I still wasn’t that good at drawing up the insulin from the vials and hadn’t really done it in public yet – not in a public restroom and certainly not at a restaurant table. I decided I would dose my insulin in the room and then we could head down to the buffet.
It was my first time in Vegas so I didn’t have any idea about the buffet lines. I didn’t know too much about insulin yet, but when they told us the line could have been up to an hour and a half, I knew I couldn’t wait that long.
One of my friends (the one who was responsible for getting me to the ER the night I was diagnosed and basically saving my life) had been to Vegas a few times before and knew her way around. She suggested that we go to a chain restaurant down the road – certainly they would be able to seat us faster.
We retrieved the car from self park and set off to find our breakfast. As we approached the restaurant, I could tell that this place was not going to be any better for me – there were crowds of people waiting all around the parking lot. We decided to not even stop and just keep driving. We figured that the further we got away from The Strip the less people there would be and the more likely it would be that we could find a place to get some food.
We finally found another chain breakfast place, and I told my friends before we even went inside that no matter how long the line was, we would really need to wait and just eat there.

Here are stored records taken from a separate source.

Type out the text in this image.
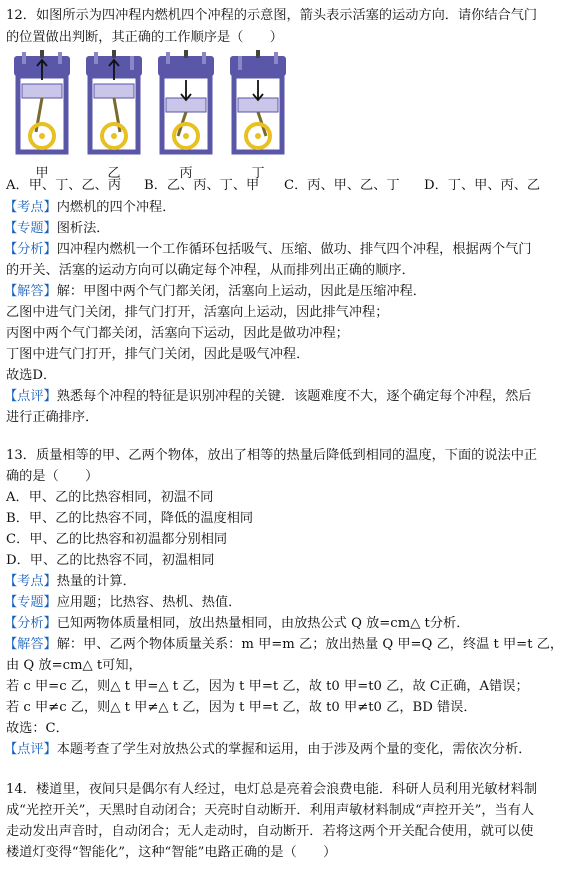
12．如图所示为四冲程内燃机四个冲程的示意图，箭头表示活塞的运动方向．请你结合气门
的位置做出判断，其正确的工作顺序是（　　）
甲	乙	丙	丁
A．甲、丁、乙、丙 B．乙、丙、丁、甲 C．丙、甲、乙、丁 D．丁、甲、丙、乙
【考点】内燃机的四个冲程．
【专题】图析法．
【分析】四冲程内燃机一个工作循环包括吸气、压缩、做功、排气四个冲程，根据两个气门
的开关、活塞的运动方向可以确定每个冲程，从而排列出正确的顺序．
【解答】解：甲图中两个气门都关闭，活塞向上运动，因此是压缩冲程．
乙图中进气门关闭，排气门打开，活塞向上运动，因此排气冲程；
丙图中两个气门都关闭，活塞向下运动，因此是做功冲程；
丁图中进气门打开，排气门关闭，因此是吸气冲程．
故选D．
【点评】熟悉每个冲程的特征是识别冲程的关键．该题难度不大，逐个确定每个冲程，然后
进行正确排序．
13．质量相等的甲、乙两个物体，放出了相等的热量后降低到相同的温度，下面的说法中正
确的是（　　）
A．甲、乙的比热容相同，初温不同
B．甲、乙的比热容不同，降低的温度相同
C．甲、乙的比热容和初温都分别相同
D．甲、乙的比热容不同，初温相同
【考点】热量的计算．
【专题】应用题；比热容、热机、热值．
【分析】已知两物体质量相同，放出热量相同，由放热公式 Q 放=cm△ t分析．
【解答】解：甲、乙两个物体质量关系：m 甲=m 乙；放出热量 Q 甲=Q 乙，终温 t 甲=t 乙，
由 Q 放=cm△ t可知，
若 c 甲=c 乙，则△ t 甲=△ t 乙，因为 t 甲=t 乙，故 t0 甲=t0 乙，故 C正确，A错误；
若 c 甲≠c 乙，则△ t 甲≠△ t 乙，因为 t 甲=t 乙，故 t0 甲≠t0 乙，BD 错误．
故选：C．
【点评】本题考查了学生对放热公式的掌握和运用，由于涉及两个量的变化，需依次分析．
14．楼道里，夜间只是偶尔有人经过，电灯总是亮着会浪费电能．科研人员利用光敏材料制
成“光控开关”，天黑时自动闭合；天亮时自动断开．利用声敏材料制成“声控开关”，当有人
走动发出声音时，自动闭合；无人走动时，自动断开．若将这两个开关配合使用，就可以使
楼道灯变得“智能化”，这种“智能”电路正确的是（　　）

I’m not sure if it would have helped any but we never mentioned that I had diabetes until we were seated in our booth about 30 minutes later. As you can imagine, at that point I really felt LOW. I’m not sure that I had even experienced hypoglycemia before that morning! We told the waitress that I had diabetes and needed some juice as soon as possible. Every single seat in the place was full and it seemed like it was taking hours for her to get back to the table.

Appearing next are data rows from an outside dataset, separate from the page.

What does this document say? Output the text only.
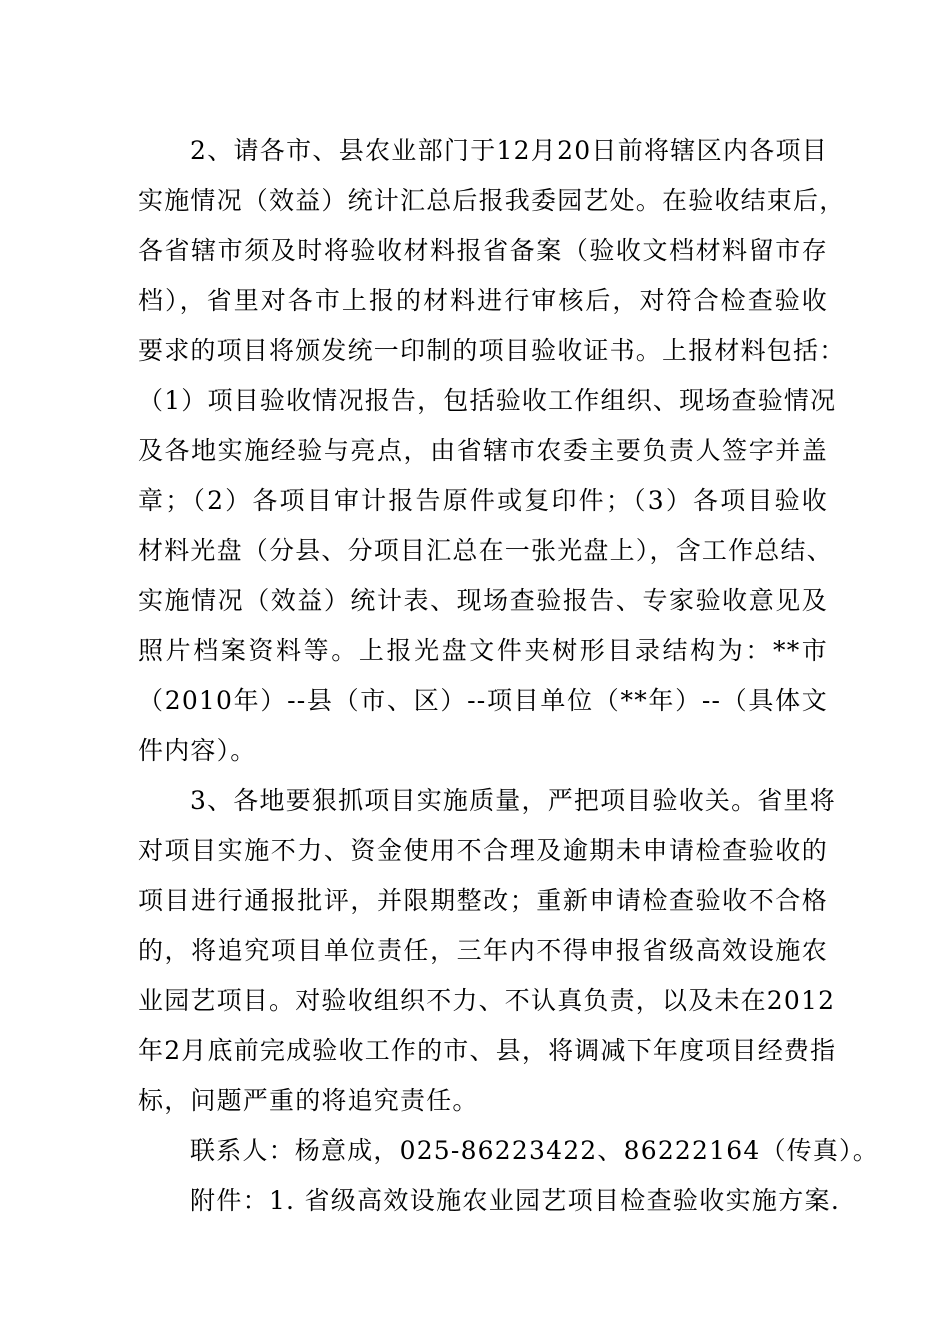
2、请各市、县农业部门于12月20日前将辖区内各项目
实施情况（效益）统计汇总后报我委园艺处。在验收结束后，
各省辖市须及时将验收材料报省备案（验收文档材料留市存
档），省里对各市上报的材料进行审核后，对符合检查验收
要求的项目将颁发统一印制的项目验收证书。上报材料包括：
（1）项目验收情况报告，包括验收工作组织、现场查验情况
及各地实施经验与亮点，由省辖市农委主要负责人签字并盖
章；（2）各项目审计报告原件或复印件；（3）各项目验收
材料光盘（分县、分项目汇总在一张光盘上），含工作总结、
实施情况（效益）统计表、现场查验报告、专家验收意见及
照片档案资料等。上报光盘文件夹树形目录结构为：**市
（2010年）--县（市、区）--项目单位（**年）--（具体文
件内容）。
3、各地要狠抓项目实施质量，严把项目验收关。省里将
对项目实施不力、资金使用不合理及逾期未申请检查验收的
项目进行通报批评，并限期整改；重新申请检查验收不合格
的，将追究项目单位责任，三年内不得申报省级高效设施农
业园艺项目。对验收组织不力、不认真负责，以及未在2012
年2月底前完成验收工作的市、县，将调减下年度项目经费指
标，问题严重的将追究责任。
联系人：杨意成，025-86223422、86222164（传真）。
附件：1. 省级高效设施农业园艺项目检查验收实施方案.
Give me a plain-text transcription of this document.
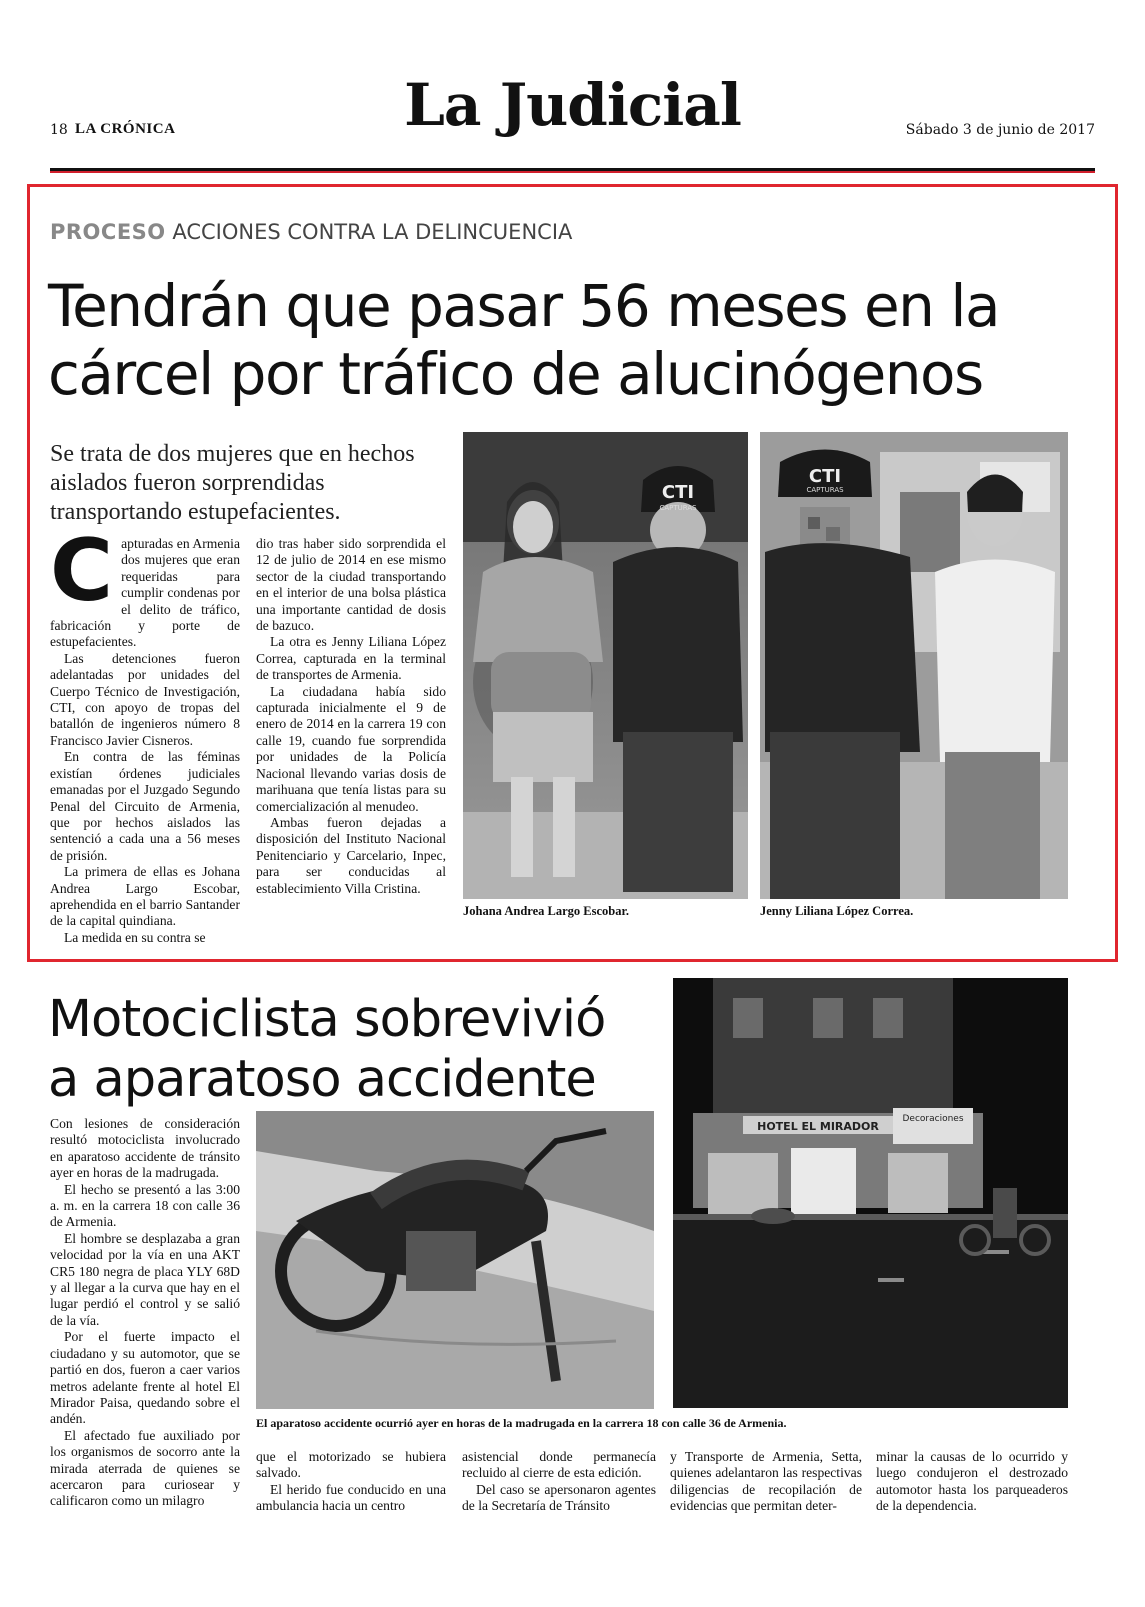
18 LA CRÓNICA	La Judicial	Sábado 3 de junio de 2017
PROCESO ACCIONES CONTRA LA DELINCUENCIA
Tendrán que pasar 56 meses en la
cárcel por tráfico de alucinógenos
Se trata de dos mujeres que en hechos aislados fueron sorprendidas transportando estupefacientes.
C apturadas en Armenia dos mujeres que eran requeridas para cumplir condenas por el delito de tráfico, fabricación y porte de estupefacientes.

Las detenciones fueron adelantadas por unidades del Cuerpo Técnico de Investigación, CTI, con apoyo de tropas del batallón de ingenieros número 8 Francisco Javier Cisneros.

En contra de las féminas existían órdenes judiciales emanadas por el Juzgado Segundo Penal del Circuito de Armenia, que por hechos aislados las sentenció a cada una a 56 meses de prisión.

La primera de ellas es Johana Andrea Largo Escobar, aprehendida en el barrio Santander de la capital quindiana.

La medida en su contra se

dio tras haber sido sorprendida el 12 de julio de 2014 en ese mismo sector de la ciudad transportando en el interior de una bolsa plástica una importante cantidad de dosis de bazuco.

La otra es Jenny Liliana López Correa, capturada en la terminal de transportes de Armenia.

La ciudadana había sido capturada inicialmente el 9 de enero de 2014 en la carrera 19 con calle 19, cuando fue sorprendida por unidades de la Policía Nacional llevando varias dosis de marihuana que tenía listas para su comercialización al menudeo.

Ambas fueron dejadas a disposición del Instituto Nacional Penitenciario y Carcelario, Inpec, para ser conducidas al establecimiento Villa Cristina.

CTI
CAPTURAS
Johana Andrea Largo Escobar.
CTI
CAPTURAS
Jenny Liliana López Correa.
Motociclista sobrevivió
a aparatoso accidente
HOTEL EL MIRADOR
Decoraciones
El aparatoso accidente ocurrió ayer en horas de la madrugada en la carrera 18 con calle 36 de Armenia.

Con lesiones de consideración resultó motociclista involucrado en aparatoso accidente de tránsito ayer en horas de la madrugada.

El hecho se presentó a las 3:00 a. m. en la carrera 18 con calle 36 de Armenia.

El hombre se desplazaba a gran velocidad por la vía en una AKT CR5 180 negra de placa YLY 68D y al llegar a la curva que hay en el lugar perdió el control y se salió de la vía.

Por el fuerte impacto el ciudadano y su automotor, que se partió en dos, fueron a caer varios metros adelante frente al hotel El Mirador Paisa, quedando sobre el andén.

El afectado fue auxiliado por los organismos de socorro ante la mirada aterrada de quienes se acercaron para curiosear y calificaron como un milagro

que el motorizado se hubiera salvado.

El herido fue conducido en una ambulancia hacia un centro

asistencial donde permanecía recluido al cierre de esta edición.

Del caso se apersonaron agentes de la Secretaría de Tránsito

y Transporte de Armenia, Setta, quienes adelantaron las respectivas diligencias de recopilación de evidencias que permitan deter-

minar la causas de lo ocurrido y luego condujeron el destrozado automotor hasta los parqueaderos de la dependencia.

Seconds felt like hours. I was sweating, shaky, and my brain was feeling really fuzzy. I was sure that I was going to pass out at the table. Finally someone remembered that the car was packed with snacks. I gave my friend my breakfast order in case the waitress came back (because apparently that was still important in my low brain), grabbed the keys, and headed out to the car.
I still remember feeling like I was floating and not actually taking any steps as I made my way out to the parking lot. It took a while for my shaking hands to manage the key in the lock. I just remember sitting in the back seat with the door open eating snacks from the bag. There must have been more but the only thing that I can clearly remember eating were a bunch of no sugar added sandwich cookies (because people with diabetes can’t have sugar of course).
One week into life with diabetes, my biggest accomplishment was just surviving.